To train a model with pre-trained weights, run:

# single-gpu training
python tools/train.py <CONFIG_FILE> --options model.pretrained=<PRETRAIN_MODEL> [model.backbone.use_checkpoint=True] [other optional arguments]

# multi-gpu training
tools/dist_train.sh <CONFIG_FILE> <GPU_NUM> --options model.pretrained=<PRETRAIN_MODEL> [model.backbone.use_checkpoint=True] [other optional arguments] 

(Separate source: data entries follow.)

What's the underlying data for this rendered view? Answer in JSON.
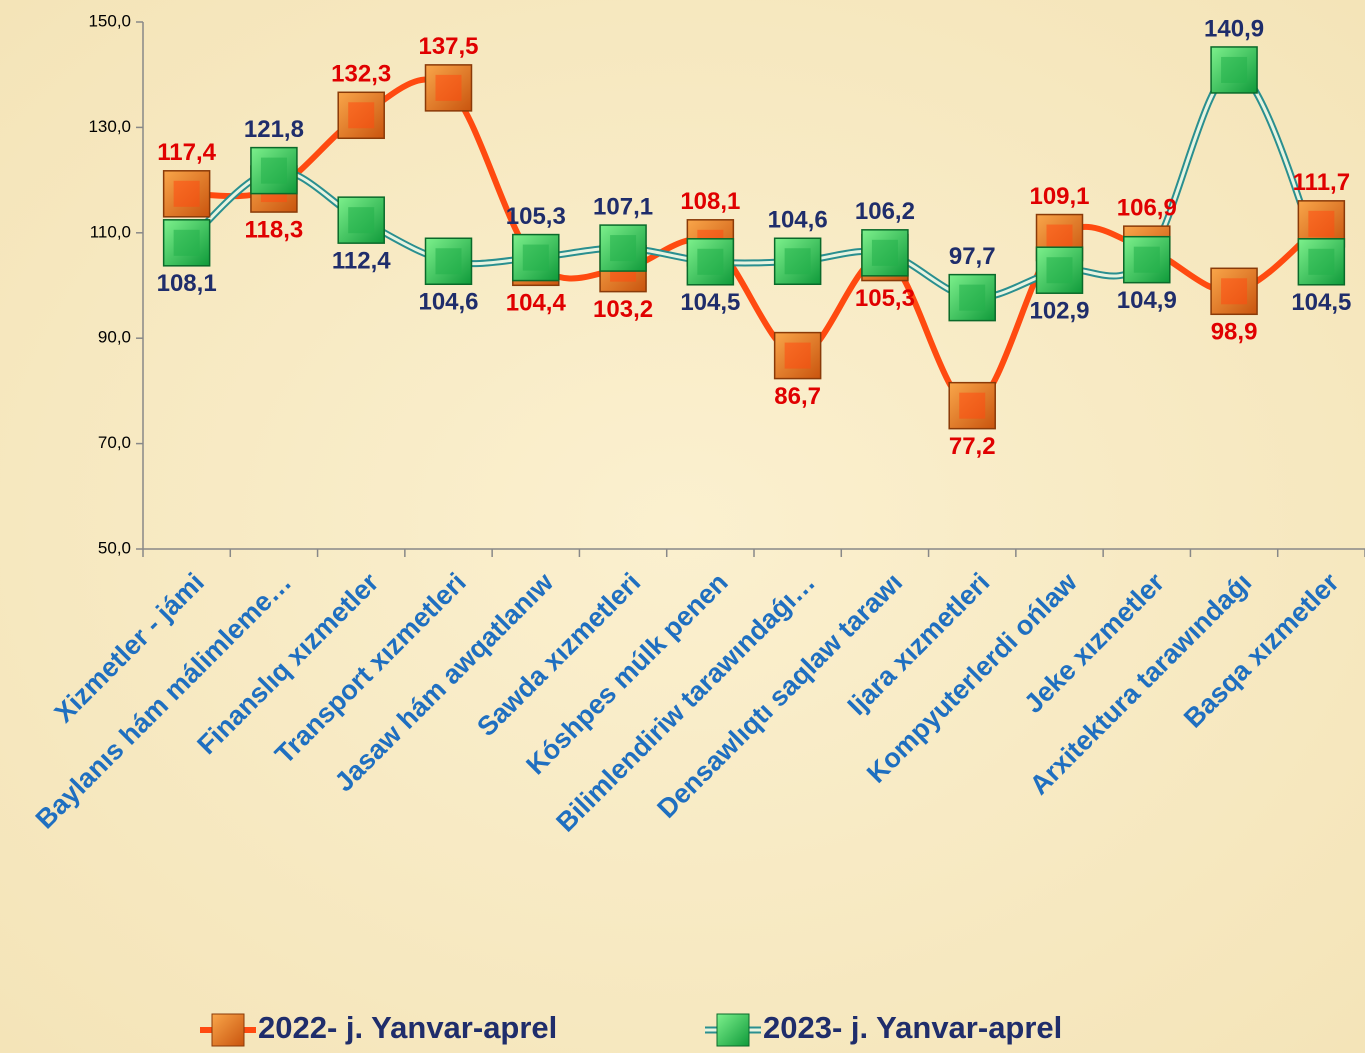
{
  "chart_data": {
    "type": "line",
    "categories": [
      "Xizmetler - jámi",
      "Baylanıs hám málimleme…",
      "Finanslıq xızmetler",
      "Transport xızmetleri",
      "Jasaw hám awqatlanıw",
      "Sawda xızmetleri",
      "Kóshpes múlk penen",
      "Bilimlendiriw tarawındaǵı…",
      "Densawlıqtı saqlaw tarawı",
      "Ijara xızmetleri",
      "Kompyuterlerdi ońlaw",
      "Jeke xızmetler",
      "Arxitektura tarawındaǵı",
      "Basqa xızmetler"
    ],
    "series": [
      {
        "name": "2022- j. Yanvar-aprel",
        "color": "#ff4a10",
        "values": [
          117.4,
          118.3,
          132.3,
          137.5,
          104.4,
          103.2,
          108.1,
          86.7,
          105.3,
          77.2,
          109.1,
          106.9,
          98.9,
          111.7
        ],
        "value_labels": [
          "117,4",
          "118,3",
          "132,3",
          "137,5",
          "104,4",
          "103,2",
          "108,1",
          "86,7",
          "105,3",
          "77,2",
          "109,1",
          "106,9",
          "98,9",
          "111,7"
        ]
      },
      {
        "name": "2023- j. Yanvar-aprel",
        "color": "#22b04a",
        "values": [
          108.1,
          121.8,
          112.4,
          104.6,
          105.3,
          107.1,
          104.5,
          104.6,
          106.2,
          97.7,
          102.9,
          104.9,
          140.9,
          104.5
        ],
        "value_labels": [
          "108,1",
          "121,8",
          "112,4",
          "104,6",
          "105,3",
          "107,1",
          "104,5",
          "104,6",
          "106,2",
          "97,7",
          "102,9",
          "104,9",
          "140,9",
          "104,5"
        ]
      }
    ],
    "ylim": [
      50,
      150
    ],
    "yticks": [
      {
        "value": 50,
        "label": "50,0"
      },
      {
        "value": 70,
        "label": "70,0"
      },
      {
        "value": 90,
        "label": "90,0"
      },
      {
        "value": 110,
        "label": "110,0"
      },
      {
        "value": 130,
        "label": "130,0"
      },
      {
        "value": 150,
        "label": "150,0"
      }
    ]
  }
}
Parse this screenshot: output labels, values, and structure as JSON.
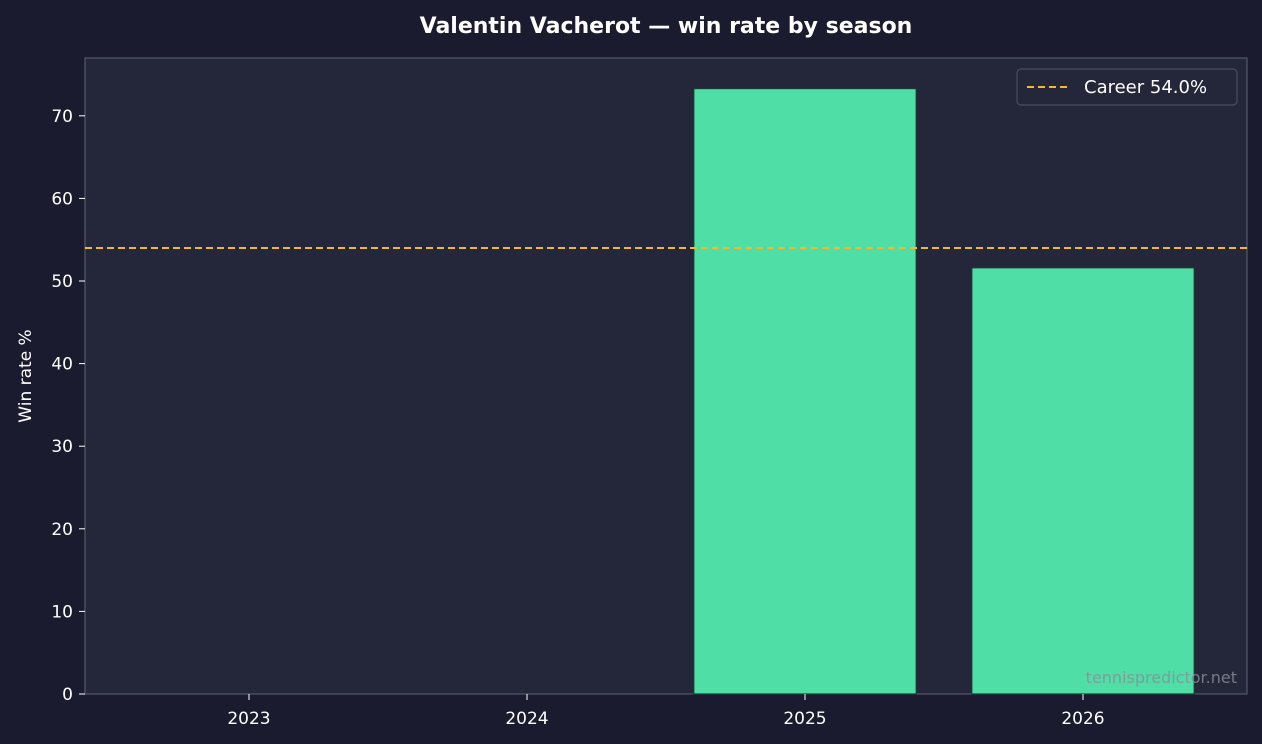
{
  "chart_data": {
    "type": "bar",
    "title": "Valentin Vacherot — win rate by season",
    "xlabel": "",
    "ylabel": "Win rate %",
    "categories": [
      "2023",
      "2024",
      "2025",
      "2026"
    ],
    "values": [
      0,
      0,
      73.3,
      51.6
    ],
    "ylim": [
      0,
      77
    ],
    "yticks": [
      0,
      10,
      20,
      30,
      40,
      50,
      60,
      70
    ],
    "grid": false,
    "legend_position": "top-right",
    "reference_line": {
      "label": "Career 54.0%",
      "value": 54.0,
      "style": "dashed"
    },
    "watermark": "tennispredictor.net"
  },
  "colors": {
    "page_background": "#1b1b2f",
    "plot_background": "#24263a",
    "bar": "#4fdea6",
    "bar_edge": "#1a3b33",
    "reference_line": "#f2b92c",
    "axis": "#55576a",
    "text": "#ffffff"
  }
}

For example, to train a Semantic FPN model with a LITv2-S backbone on 8 GPUs, run:

tools/dist_train.sh configs/litv2/litv2_s_fpn_r50_512x512_80k_ade20k.py 8 --options model.pretrained=litv2_s.pth

Inference

# single-gpu testing
python tools/test.py <CONFIG_FILE> <SEG_CHECKPOINT_FILE> --eval mIoU

# multi-gpu testing
tools/dist_test.sh <CONFIG_FILE> <SEG_CHECKPOINT_FILE> <GPU_NUM> --eval mIoU

For example, to evaluate a Semantic FPN model with a LITv2-S backbone, run:

tools/dist_test.sh configs/litv2/litv2_s_fpn_r50_512x512_80k_ade20k.py litv2_s_fpn_r50_512x512_80k_ade20k.pth 8 --eval mIoU

Benchmark

To get the FLOPs, run

python tools/get_flops.py configs/litv2/litv2_s_fpn_r50_512x512_80k_ade20k.py

This should give

Input shape: (3, 512, 512)
Flops: 41.29 GFLOPs
Params: 31.45 M

To test the FPS, run

python -m torch.distributed.launch --nproc_per_node=1 --master_port=29500 tools/benchmark.py \
       configs/lit/retinanet_litv2_s_fpn_1x_coco.py \
       --checkpoint retinanet_litv2_s_fpn_1x_coco.pth \
       --launcher pytorch

Results

Backbone Params (M) FLOPs (G) FPS mIoU Config Download
LITv2-S 31 41 42.6 44.3 config model & log
LITv2-M 52 63 28.5 45.7 config model & log
LITv2-B 90 93 27.5 47.2 config model & log

License

This repository is released under the Apache 2.0 license as found in the LICENSE file.